'Three o'clock,' he said: 'we
must begin to move at half-past.'
I told him to come in, and presently he entered, and I am bound
to say that if it had not been that just then I had not got a
laugh anywhere about me, I should have exploded at the sight
he presented armed for battle. To begin with, he had on a clergyman's
black swallow-tail and a kind of broad-rimmed black felt hat,
both of which he had donned on account, he said, of their dark
colour. In his hand was the Winchester repeating rifle we had
lent him; and stuck in an elastic cricketing belt, like those
worn by English boys, were, first, a huge buckhorn-handled carving
knife with a guard to it, and next a long-barrelled Colt's revolver.

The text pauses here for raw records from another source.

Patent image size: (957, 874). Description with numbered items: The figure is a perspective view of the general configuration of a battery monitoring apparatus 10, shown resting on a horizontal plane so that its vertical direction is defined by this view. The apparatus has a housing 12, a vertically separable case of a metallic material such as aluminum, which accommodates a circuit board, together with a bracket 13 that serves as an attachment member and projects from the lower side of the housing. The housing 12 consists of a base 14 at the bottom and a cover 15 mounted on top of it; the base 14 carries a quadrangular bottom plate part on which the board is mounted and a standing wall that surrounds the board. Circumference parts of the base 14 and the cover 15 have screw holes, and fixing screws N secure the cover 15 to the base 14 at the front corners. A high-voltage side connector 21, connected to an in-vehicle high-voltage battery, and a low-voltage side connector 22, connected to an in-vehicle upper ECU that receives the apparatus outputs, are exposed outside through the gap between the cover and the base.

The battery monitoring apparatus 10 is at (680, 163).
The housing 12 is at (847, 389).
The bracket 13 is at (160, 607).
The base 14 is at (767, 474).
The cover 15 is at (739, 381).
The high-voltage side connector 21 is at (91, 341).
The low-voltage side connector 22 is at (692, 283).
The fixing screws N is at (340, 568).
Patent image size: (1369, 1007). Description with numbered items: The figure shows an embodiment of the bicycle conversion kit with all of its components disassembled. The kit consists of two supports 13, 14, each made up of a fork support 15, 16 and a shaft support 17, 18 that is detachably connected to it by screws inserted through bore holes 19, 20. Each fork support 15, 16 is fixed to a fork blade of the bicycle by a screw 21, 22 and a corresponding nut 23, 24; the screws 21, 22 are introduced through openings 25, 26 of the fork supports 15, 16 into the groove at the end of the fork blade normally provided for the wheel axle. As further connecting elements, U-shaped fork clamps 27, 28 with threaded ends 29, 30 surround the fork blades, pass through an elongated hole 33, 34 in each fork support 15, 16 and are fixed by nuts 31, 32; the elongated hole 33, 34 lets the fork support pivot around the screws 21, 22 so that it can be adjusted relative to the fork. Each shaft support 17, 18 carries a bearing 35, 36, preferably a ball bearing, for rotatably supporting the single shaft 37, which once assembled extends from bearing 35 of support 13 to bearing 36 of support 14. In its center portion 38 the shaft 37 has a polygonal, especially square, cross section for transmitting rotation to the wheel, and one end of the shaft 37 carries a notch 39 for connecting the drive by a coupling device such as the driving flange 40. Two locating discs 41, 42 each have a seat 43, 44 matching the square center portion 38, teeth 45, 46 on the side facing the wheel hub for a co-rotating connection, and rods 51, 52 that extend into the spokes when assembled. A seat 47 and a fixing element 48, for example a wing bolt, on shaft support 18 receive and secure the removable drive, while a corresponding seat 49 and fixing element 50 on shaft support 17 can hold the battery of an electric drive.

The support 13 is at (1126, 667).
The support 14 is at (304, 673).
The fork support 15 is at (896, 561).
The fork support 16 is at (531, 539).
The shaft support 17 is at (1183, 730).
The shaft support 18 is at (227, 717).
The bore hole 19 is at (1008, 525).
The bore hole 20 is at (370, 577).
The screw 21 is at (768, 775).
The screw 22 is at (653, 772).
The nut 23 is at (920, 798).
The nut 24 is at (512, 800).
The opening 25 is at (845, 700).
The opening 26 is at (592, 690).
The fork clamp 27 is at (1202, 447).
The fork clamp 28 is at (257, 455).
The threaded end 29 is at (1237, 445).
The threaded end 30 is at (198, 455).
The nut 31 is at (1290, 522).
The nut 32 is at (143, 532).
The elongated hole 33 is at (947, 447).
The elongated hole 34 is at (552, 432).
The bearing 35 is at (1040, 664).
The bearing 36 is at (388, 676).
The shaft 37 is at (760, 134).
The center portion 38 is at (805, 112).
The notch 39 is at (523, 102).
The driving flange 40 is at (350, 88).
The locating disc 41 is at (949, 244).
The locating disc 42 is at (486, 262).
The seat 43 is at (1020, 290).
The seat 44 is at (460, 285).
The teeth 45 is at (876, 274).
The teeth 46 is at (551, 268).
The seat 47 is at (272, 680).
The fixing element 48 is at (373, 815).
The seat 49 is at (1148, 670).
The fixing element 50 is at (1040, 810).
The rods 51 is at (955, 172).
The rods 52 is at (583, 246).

'Ah, my friend,' he said, seeing me staring at his belt, 'you
are looking at my "carver". I thought it might come in handy
if we came to close quarters; it is excellent steel, and many
is the pig I have killed with it.'
By this time everybody was up and dressing. I put on a light
Norfolk jacket over my mail shirt in order to have a pocket handy
to hold my cartridges, and buckled on my revolver. Good did
the same, but Sir Henry put on nothing except his mail shirt,
steel-lined cap, and a pair of 'veldt-schoons' or soft hide shoes,
his legs being bare from the knees down.